Energy efficiency of polyimide membrane modules for air separation in zero-emission power plants: a computational analysis

A fundamental part of oxy-combustion zero-emission power plants is the ambient air separation unit. Amongst the various technologies utilized to perform this process, membrane gas separation might be applied as well. This paper is a continuation of previous research on operation of polyimide membranes in such power units. The presented results of computational analysis are based on experimental research, regarding the energy-related parameters of the nitrogen/oxygen separation from ambient air using commercial capillary polymer membranes.
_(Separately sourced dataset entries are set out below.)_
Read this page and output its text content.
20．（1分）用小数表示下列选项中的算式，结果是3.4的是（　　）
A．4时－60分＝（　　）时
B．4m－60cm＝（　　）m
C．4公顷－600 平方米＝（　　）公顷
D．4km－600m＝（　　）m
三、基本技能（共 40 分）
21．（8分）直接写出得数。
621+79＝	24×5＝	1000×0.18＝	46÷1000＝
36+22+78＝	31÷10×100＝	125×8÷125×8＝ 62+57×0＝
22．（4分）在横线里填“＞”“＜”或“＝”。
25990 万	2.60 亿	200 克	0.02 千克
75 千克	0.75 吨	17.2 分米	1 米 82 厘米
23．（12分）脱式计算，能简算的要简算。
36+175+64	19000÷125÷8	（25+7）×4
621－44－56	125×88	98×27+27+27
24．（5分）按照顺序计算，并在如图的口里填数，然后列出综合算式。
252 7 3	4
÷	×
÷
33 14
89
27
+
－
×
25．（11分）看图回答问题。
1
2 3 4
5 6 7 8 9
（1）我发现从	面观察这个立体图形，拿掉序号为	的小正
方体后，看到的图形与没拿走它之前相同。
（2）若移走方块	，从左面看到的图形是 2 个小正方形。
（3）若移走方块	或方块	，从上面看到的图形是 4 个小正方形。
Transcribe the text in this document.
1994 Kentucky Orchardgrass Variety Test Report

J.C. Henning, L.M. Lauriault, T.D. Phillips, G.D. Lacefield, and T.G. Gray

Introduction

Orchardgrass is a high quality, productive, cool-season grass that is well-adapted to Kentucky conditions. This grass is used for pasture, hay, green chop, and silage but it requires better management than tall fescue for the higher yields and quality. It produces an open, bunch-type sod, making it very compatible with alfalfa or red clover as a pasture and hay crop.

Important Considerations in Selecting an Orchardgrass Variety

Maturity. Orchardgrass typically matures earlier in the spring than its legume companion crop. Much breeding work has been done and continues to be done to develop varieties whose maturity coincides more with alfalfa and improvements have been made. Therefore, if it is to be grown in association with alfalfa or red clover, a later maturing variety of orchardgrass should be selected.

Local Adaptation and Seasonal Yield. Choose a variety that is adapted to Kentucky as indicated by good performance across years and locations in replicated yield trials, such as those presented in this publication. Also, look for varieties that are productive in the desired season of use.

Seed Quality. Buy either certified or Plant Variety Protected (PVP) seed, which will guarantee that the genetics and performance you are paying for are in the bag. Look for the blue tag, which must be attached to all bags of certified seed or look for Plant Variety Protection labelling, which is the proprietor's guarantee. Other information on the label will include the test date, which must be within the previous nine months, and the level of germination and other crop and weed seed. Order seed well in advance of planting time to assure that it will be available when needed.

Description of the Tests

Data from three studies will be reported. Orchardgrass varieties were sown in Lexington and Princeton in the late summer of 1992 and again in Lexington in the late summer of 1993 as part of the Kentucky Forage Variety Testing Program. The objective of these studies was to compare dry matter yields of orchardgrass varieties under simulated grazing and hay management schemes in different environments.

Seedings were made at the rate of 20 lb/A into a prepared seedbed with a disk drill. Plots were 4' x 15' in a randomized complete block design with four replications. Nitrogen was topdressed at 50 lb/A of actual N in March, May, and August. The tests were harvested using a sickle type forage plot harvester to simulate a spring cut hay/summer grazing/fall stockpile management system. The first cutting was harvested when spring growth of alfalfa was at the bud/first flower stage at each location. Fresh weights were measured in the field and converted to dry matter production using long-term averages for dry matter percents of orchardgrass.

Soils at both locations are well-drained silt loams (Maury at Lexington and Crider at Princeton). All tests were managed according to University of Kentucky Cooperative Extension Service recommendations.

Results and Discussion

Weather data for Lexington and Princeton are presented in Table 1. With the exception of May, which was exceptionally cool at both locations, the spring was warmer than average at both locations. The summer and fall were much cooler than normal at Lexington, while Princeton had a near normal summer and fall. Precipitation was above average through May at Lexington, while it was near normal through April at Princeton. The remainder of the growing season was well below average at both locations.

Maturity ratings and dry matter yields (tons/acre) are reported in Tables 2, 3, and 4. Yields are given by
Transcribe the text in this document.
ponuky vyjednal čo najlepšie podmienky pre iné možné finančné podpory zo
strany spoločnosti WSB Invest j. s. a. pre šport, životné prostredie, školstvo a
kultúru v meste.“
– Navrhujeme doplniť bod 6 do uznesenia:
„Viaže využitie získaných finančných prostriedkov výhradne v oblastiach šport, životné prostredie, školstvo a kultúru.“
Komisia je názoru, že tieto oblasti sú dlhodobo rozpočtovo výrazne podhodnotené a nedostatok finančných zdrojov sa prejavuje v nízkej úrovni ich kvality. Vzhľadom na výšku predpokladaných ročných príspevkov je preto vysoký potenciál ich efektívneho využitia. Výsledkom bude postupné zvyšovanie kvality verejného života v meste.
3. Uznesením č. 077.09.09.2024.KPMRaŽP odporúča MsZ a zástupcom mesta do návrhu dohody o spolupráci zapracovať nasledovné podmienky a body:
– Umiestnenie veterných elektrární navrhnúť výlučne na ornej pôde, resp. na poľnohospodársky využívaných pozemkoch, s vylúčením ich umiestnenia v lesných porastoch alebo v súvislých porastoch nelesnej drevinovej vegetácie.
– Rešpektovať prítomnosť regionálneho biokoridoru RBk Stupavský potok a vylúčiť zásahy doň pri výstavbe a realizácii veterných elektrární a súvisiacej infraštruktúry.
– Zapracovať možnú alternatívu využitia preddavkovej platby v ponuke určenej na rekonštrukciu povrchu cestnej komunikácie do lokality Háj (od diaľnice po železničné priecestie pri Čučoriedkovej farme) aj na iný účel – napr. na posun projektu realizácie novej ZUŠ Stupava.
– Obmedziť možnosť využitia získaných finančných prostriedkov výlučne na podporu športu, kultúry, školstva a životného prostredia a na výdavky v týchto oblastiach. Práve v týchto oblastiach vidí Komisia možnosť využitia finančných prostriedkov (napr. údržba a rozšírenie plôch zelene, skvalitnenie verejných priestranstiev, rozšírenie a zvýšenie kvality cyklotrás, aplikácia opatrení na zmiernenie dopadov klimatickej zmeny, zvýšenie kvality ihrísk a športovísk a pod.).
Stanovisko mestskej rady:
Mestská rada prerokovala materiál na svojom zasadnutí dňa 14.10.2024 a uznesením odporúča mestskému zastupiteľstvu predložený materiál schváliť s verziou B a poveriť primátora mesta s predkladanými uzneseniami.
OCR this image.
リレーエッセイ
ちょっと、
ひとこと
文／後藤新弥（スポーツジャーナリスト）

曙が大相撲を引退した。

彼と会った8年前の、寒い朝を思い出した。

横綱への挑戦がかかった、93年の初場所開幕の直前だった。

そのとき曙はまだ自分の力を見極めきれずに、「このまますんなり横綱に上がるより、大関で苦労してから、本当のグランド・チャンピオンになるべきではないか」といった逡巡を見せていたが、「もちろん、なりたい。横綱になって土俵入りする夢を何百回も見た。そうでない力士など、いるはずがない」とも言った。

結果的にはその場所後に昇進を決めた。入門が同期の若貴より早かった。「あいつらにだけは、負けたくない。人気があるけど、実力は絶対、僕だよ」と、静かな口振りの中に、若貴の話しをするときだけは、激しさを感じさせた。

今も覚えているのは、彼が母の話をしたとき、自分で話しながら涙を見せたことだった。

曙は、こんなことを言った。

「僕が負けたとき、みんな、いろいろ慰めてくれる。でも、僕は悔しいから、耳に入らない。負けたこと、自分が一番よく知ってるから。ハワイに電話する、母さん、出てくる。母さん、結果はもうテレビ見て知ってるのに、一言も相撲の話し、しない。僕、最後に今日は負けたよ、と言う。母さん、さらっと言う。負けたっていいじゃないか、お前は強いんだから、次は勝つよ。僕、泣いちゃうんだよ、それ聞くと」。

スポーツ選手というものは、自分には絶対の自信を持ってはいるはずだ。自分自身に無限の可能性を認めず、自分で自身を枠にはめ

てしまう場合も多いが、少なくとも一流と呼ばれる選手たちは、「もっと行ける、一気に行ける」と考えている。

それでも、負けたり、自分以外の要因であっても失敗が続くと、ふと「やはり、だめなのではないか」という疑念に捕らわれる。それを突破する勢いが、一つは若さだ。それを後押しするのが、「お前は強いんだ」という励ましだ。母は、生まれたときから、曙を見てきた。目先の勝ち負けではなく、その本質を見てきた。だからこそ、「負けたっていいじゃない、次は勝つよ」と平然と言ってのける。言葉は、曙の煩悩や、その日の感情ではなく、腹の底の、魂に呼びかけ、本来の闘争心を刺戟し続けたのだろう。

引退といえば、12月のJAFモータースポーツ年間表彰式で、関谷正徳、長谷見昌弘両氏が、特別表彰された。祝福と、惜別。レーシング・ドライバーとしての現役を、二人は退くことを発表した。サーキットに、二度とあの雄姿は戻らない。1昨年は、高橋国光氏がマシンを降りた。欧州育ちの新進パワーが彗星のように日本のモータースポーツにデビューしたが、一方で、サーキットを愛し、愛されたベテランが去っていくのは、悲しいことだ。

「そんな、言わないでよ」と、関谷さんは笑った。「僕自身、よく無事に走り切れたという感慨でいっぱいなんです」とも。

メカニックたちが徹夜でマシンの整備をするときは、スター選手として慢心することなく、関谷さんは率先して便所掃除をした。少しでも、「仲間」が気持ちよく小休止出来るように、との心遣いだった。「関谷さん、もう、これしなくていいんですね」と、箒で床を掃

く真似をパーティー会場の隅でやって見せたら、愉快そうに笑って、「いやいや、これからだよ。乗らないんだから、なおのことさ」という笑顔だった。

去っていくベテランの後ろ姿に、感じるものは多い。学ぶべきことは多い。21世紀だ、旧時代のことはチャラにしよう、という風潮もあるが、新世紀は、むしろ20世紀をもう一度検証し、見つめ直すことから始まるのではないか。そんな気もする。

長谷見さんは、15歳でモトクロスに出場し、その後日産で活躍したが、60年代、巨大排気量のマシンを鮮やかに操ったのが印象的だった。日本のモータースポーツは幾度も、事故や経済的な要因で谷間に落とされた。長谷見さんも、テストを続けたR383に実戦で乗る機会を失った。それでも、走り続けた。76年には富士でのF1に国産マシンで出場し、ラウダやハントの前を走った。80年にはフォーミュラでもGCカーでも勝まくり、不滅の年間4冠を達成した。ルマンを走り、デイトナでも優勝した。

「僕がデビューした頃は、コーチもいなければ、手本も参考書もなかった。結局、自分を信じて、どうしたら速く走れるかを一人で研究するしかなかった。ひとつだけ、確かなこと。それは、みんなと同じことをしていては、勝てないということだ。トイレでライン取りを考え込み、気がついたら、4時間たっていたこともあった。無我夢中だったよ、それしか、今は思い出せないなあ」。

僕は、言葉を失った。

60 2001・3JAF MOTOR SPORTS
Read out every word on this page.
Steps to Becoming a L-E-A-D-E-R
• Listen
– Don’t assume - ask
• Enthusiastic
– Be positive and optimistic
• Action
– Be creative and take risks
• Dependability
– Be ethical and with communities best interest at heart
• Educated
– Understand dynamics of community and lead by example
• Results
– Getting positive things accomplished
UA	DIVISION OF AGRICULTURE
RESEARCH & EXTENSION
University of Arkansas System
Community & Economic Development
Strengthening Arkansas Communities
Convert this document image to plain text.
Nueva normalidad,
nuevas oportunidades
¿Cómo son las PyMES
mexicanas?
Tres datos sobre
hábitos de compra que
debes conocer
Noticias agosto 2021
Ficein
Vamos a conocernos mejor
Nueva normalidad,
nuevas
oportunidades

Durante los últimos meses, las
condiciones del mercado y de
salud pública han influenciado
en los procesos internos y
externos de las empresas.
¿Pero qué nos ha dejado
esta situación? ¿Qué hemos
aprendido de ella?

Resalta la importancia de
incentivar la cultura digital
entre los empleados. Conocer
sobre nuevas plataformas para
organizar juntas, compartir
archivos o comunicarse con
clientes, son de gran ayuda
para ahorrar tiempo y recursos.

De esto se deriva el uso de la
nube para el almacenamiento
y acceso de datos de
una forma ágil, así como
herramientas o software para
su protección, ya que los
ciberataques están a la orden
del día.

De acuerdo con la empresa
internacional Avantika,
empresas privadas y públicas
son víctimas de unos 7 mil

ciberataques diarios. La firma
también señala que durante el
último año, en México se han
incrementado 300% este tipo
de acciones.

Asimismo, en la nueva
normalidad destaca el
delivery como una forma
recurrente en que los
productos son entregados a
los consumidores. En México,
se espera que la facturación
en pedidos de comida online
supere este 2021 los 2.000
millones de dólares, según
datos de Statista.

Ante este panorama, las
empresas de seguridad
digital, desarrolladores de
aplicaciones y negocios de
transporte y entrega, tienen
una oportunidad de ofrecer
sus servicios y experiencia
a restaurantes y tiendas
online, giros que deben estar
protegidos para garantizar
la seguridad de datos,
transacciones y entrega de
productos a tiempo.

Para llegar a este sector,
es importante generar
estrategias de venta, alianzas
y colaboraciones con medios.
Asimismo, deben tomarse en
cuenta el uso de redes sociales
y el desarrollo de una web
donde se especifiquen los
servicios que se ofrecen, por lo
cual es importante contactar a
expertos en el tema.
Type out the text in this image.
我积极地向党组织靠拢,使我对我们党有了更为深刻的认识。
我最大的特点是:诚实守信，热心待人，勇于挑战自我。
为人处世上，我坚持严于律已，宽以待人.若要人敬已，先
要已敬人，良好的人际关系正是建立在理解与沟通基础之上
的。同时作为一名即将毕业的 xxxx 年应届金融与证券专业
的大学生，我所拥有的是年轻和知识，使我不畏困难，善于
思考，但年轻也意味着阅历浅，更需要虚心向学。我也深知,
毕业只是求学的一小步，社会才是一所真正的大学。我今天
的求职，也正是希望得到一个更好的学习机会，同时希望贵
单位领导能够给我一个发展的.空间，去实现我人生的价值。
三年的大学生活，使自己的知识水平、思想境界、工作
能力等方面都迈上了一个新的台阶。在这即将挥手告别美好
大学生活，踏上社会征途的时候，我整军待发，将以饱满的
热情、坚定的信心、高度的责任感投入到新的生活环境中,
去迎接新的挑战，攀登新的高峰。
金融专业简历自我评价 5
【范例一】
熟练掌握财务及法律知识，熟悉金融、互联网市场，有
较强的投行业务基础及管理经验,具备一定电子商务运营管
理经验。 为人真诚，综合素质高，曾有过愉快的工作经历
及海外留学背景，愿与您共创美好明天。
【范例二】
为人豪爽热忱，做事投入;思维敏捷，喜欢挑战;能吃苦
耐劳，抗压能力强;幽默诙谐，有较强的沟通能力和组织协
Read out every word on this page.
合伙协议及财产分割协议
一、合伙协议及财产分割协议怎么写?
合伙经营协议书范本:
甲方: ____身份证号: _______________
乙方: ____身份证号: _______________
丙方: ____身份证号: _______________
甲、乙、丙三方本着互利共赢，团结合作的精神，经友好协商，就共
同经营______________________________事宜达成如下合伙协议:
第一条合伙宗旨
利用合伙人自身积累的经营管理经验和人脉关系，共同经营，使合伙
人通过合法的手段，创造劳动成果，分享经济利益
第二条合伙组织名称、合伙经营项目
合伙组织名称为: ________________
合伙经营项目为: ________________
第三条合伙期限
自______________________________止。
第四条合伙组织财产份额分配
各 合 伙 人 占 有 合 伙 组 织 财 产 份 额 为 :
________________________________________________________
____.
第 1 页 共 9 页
Empirical, continuous functions describe the variability of the essential parameters for membrane separation modules of variable configuration and are used as a fundamental part of the model, used within the presented research. Energy consumption and efficiency of the air separation unit are investigated as the most influencing of these parameters. Analyses are performed for three variants of unit configuration: serial connection of membrane modules, unit with retentate recirculation and unit with permeate recirculation. The results of the research indicate the essential differences in total energy consumption for the subsequent configurations. Both the highest energy demand of the air separation module, equal to 1.61 kJ/m(3) O-2, and the lowest, equal 0.02 to kJ/m(3) O-2, were obtained for the retentate recirculation (for the 800 and 1,500 L/h stream flows, respectively). Satisfactory operational parameters of the separation process were indicated for both the permeate recirculation and serial modules connection variants, with an acceptable rise in power demand, corresponding to a maximum value of 205 W and 88 W, respectively.